As a lab, we ran afni_proc.py to complete the preprocessing for a few participants and would like to run the first level modeling after with 3ddeconvolve for task-based fMRI, but we are unsure about the correct output. Would it be the all_runs.SUBJ+orig.BRIK, errts.SUBJ.tproject+orig.BRIK, or something different?
To state the conclusion first, I would just add the full regression to the current afni_proc.py command and reprocess. That will take more computer time, but might save quite a bit of your time. But to babble…
afni_proc.py would apply the last pb*.HEAD datasets, matching all_runs, except the using multiple files tells 3dDeconvolve the run breaks.
Even if the regression is not fully carried out at first with afni_proc.py, it is good to put in a regress block (akin to treating it as rest), just for the extra QC that comes with it. The extra cost is disk space.

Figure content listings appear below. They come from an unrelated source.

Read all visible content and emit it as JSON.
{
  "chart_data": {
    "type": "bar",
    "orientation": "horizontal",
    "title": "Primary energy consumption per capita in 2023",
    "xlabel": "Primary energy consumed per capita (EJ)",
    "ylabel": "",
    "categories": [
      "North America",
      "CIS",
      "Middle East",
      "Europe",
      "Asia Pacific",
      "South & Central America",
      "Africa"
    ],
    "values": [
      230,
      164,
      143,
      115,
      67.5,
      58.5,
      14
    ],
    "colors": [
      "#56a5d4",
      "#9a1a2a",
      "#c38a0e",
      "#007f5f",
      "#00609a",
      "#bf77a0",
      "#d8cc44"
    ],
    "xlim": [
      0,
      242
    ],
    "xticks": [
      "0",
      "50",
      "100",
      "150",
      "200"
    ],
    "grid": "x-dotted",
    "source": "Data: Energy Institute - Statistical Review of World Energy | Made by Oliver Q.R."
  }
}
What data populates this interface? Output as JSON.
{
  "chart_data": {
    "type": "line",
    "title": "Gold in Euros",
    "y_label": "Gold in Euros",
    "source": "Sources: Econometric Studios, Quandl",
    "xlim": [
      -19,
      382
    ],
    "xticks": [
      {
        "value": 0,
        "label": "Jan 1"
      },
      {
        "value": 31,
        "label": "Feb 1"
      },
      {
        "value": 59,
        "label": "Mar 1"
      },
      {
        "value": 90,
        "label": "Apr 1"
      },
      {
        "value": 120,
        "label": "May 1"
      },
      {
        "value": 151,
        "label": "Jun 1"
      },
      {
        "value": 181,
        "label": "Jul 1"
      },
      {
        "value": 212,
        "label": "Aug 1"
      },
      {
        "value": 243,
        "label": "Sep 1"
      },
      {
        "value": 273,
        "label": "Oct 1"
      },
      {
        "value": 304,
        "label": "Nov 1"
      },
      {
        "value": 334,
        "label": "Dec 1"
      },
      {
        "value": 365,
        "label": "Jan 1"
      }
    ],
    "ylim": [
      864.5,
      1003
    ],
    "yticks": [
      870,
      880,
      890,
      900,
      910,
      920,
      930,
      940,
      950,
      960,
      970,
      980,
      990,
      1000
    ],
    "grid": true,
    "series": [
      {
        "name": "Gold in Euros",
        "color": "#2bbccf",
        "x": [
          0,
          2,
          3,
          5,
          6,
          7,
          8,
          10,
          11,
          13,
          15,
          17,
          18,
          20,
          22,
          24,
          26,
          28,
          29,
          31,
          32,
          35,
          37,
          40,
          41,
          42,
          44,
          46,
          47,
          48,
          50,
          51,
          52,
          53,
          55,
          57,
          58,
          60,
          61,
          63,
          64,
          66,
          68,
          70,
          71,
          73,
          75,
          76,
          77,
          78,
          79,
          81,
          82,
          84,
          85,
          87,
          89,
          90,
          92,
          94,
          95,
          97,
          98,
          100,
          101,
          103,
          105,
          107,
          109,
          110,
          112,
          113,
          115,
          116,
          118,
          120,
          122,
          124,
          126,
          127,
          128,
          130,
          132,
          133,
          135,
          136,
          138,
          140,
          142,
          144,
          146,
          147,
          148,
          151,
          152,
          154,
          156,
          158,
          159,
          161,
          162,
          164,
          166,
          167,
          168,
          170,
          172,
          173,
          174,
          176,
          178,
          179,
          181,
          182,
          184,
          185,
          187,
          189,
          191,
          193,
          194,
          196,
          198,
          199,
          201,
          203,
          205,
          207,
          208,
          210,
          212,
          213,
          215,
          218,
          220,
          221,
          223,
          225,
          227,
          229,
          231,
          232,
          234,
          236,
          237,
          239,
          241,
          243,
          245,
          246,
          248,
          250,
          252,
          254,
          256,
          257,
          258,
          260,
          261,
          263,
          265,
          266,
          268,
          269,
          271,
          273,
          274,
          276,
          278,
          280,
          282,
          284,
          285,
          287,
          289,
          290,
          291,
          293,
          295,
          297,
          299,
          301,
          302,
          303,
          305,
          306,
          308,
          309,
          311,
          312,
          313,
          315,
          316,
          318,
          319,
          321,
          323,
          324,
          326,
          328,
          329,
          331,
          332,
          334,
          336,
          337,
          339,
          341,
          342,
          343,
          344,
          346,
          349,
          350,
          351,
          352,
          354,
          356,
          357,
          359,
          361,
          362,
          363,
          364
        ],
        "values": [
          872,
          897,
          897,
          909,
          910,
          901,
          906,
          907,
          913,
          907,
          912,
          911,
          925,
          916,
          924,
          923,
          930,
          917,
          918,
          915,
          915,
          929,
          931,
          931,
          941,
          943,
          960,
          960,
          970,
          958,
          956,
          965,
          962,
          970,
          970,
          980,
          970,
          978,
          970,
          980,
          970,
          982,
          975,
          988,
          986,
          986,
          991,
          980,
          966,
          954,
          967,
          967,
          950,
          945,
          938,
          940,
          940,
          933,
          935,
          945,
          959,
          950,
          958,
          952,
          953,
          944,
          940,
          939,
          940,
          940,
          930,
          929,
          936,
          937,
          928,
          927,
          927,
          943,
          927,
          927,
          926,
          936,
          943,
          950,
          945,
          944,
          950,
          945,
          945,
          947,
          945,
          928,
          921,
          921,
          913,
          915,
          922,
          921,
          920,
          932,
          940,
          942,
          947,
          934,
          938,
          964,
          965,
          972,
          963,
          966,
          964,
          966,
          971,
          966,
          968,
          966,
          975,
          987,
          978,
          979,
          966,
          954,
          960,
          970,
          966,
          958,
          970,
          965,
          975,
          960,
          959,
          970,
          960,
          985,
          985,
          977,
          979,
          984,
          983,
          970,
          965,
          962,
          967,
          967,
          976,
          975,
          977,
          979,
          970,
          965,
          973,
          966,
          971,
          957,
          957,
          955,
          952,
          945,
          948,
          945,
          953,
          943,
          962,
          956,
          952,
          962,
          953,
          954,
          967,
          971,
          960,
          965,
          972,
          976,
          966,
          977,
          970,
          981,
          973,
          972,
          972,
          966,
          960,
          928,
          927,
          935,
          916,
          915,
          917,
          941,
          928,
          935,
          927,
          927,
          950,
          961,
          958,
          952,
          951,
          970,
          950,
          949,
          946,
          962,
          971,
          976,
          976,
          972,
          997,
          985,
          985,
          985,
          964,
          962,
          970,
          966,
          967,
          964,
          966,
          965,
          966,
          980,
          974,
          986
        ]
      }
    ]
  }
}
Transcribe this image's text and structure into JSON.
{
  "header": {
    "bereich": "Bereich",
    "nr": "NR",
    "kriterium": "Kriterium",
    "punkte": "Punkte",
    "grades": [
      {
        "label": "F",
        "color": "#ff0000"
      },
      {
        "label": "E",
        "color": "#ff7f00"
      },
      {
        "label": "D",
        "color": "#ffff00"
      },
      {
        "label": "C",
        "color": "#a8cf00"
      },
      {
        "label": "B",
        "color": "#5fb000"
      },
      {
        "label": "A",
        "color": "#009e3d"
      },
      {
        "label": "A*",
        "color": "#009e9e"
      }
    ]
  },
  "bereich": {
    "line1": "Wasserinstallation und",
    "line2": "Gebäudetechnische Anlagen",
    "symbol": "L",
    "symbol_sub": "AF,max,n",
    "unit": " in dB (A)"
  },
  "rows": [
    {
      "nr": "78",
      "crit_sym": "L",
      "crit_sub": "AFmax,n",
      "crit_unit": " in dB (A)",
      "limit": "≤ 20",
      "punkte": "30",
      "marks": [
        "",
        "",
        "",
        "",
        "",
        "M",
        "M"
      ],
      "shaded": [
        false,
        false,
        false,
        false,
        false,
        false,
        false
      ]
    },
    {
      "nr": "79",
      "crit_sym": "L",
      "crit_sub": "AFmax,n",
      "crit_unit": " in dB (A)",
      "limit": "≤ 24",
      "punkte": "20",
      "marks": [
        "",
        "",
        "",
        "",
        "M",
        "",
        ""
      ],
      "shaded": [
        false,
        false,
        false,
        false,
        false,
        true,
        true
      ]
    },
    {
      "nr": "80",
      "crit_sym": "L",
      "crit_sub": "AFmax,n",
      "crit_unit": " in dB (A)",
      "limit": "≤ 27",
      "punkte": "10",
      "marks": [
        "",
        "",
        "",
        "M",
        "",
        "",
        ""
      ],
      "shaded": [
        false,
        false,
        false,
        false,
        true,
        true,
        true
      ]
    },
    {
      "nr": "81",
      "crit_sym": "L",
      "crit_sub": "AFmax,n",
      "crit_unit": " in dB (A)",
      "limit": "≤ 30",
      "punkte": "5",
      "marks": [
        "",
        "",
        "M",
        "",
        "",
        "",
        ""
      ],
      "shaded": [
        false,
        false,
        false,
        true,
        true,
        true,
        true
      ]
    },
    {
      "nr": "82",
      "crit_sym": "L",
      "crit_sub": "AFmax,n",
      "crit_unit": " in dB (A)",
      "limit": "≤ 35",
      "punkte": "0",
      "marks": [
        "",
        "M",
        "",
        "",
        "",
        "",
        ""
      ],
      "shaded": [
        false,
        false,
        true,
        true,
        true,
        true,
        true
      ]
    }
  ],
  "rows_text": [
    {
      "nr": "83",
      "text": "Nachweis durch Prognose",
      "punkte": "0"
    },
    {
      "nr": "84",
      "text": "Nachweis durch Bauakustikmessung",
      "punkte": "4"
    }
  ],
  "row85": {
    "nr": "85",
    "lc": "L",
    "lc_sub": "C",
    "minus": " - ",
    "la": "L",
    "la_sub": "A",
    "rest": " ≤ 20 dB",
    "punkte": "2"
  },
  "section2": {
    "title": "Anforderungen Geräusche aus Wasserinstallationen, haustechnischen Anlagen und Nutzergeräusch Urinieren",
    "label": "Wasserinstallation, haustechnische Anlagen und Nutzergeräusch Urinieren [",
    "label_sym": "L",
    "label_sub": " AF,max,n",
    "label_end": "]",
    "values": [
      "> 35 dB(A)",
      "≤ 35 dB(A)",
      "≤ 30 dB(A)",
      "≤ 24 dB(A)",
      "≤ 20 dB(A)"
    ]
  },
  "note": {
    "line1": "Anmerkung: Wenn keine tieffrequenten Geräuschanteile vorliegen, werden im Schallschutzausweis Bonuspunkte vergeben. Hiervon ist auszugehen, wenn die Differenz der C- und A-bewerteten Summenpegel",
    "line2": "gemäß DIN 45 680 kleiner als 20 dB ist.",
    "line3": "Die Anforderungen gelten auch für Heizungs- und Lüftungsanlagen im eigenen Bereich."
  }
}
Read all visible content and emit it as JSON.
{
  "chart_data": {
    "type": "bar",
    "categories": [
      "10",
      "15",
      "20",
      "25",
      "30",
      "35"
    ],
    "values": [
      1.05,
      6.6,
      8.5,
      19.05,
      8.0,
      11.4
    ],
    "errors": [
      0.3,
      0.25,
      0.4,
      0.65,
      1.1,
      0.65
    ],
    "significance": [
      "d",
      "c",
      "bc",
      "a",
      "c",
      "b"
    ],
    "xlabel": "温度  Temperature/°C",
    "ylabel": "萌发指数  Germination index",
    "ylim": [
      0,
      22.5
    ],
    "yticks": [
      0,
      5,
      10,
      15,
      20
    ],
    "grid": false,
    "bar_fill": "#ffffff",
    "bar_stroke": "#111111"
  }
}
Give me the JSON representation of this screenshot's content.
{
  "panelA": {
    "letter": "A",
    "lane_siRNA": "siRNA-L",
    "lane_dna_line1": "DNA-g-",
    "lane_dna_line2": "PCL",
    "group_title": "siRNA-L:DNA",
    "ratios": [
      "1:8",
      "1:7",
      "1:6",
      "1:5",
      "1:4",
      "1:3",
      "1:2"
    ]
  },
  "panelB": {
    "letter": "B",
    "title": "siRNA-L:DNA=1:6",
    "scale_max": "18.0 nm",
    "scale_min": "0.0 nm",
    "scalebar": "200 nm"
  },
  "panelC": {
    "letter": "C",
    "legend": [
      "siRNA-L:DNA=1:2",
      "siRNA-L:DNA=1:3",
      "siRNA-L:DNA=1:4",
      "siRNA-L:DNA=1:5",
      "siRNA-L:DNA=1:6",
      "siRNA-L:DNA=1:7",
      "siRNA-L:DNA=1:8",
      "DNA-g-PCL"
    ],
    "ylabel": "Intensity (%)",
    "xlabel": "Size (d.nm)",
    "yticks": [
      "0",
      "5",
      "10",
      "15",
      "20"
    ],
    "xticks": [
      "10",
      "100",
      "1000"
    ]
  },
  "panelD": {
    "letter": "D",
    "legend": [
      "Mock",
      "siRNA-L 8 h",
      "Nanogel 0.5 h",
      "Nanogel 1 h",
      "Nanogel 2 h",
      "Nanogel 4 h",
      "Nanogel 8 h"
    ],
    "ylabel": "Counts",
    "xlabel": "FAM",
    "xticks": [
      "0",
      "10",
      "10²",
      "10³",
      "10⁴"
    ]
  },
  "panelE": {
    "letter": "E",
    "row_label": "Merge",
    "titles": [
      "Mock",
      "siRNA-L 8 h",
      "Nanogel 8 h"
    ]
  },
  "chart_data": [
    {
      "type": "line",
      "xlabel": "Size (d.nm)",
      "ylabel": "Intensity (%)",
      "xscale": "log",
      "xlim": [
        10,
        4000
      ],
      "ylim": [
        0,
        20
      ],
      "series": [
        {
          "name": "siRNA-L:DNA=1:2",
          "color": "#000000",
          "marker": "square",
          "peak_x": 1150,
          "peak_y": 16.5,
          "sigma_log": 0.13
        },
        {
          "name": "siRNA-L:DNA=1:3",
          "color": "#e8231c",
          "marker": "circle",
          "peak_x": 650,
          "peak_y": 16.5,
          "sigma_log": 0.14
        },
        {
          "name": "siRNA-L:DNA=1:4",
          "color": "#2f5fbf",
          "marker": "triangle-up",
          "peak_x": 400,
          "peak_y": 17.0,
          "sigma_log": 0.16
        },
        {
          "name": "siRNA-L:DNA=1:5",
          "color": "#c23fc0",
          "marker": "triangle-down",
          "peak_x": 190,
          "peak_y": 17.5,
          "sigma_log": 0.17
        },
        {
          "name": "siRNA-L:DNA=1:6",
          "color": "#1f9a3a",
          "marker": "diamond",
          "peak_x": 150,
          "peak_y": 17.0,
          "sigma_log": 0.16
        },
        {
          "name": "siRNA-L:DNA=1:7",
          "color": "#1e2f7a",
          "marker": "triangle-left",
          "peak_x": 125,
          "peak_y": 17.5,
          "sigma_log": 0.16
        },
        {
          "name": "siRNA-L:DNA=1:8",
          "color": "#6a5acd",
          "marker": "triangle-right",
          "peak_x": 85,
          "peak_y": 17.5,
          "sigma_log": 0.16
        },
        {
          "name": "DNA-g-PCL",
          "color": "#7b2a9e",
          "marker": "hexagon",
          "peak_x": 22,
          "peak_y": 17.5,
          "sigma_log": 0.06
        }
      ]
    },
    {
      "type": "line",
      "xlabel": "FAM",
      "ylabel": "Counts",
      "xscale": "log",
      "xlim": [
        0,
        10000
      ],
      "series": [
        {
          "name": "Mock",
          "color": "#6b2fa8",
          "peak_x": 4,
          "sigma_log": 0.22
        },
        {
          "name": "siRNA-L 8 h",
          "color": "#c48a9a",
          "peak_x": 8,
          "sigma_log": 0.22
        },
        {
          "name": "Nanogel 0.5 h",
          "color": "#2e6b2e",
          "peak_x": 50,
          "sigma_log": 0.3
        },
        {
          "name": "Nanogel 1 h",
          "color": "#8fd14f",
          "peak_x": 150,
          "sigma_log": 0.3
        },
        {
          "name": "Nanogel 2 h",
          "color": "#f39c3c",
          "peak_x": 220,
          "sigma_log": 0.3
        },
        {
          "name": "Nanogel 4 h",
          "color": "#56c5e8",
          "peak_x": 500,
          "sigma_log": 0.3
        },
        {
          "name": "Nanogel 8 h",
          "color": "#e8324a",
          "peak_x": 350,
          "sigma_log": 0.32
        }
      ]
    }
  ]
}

For this step, and since you will presumably add regression to the afni_proc.py commands for future subjects, it might be good to start by making a complete afni_proc.py command now, including regressors of interest. Then add the option -write_3dD_script (and a script name) to the command. It will create a 3dDeconvolve command for you, which assumes all of the other processing.
On the flip side, that single command script will not create censor and enorm time series (if censoring is being used), so you might still have to run 1d_tool.py. But at least it will suggest what to do.
This also shows the benefit of adding a regress block early on, even without the tasks of interest. All of the preparation would be in place to use for a new 3dDeconvolve command script.
At this point, it might be good to create a full AP script with regression, and work from there an example. OR preferably, you could just reprocess those subjects with the AP script has everything it needs (full regression). That is what I would do. Your time is more important than computer time.
Thanks so much Rick for your time explaining.
We are running the AP in an online web server where we have to run each AP script manually and cannot loop through subjects to add the stim timing files (it will also take a bit of infrastructure upgrade to add the timing files to this web platform), hence why we would like to run the 3ddeconvolve separately on our computer via bash for example. We do include a regress block to clean up the data in the web-based AP script, see below the command. If we want to run 3ddeconvolve on the output of the AP (with basic regress and preprocessing), do we use the all_runs output file or the eerts?
/root/abin/afni_proc.py -dsets /flywheel/v0/input/fMRI/1003048345.nii.gz -copy_anat /flywheel/v0/input/anat/1003048345.nii.gz -blocks despike tshift align tlrc volreg blur mask scale regress -blur_size 4 -regress_apply_mot_types deriv -regress_bandpass 0.01 0.1 -regress_est_blur_epits -regress_est_blur_errts -regress_motion_per_run -regress_run_clustsim yes -subj_id SUBJ -tcat_remove_first_trs 0 -volreg_align_e2a -volreg_tlrc_warp
You could use the all_runs dataset, but it is better to use the pb06(?) *.scale datasets, so that 3dDeconvolve knows there are 2 runs and where the run breaks are. Look at the proc script that was currently run, and start with that 3dDeconolve command.
Or generate a new proc script locally and do not even run it, just get the 3dDeconvolve command.
And if that works, you could go with the -write_3dD_script/_prefix options, too.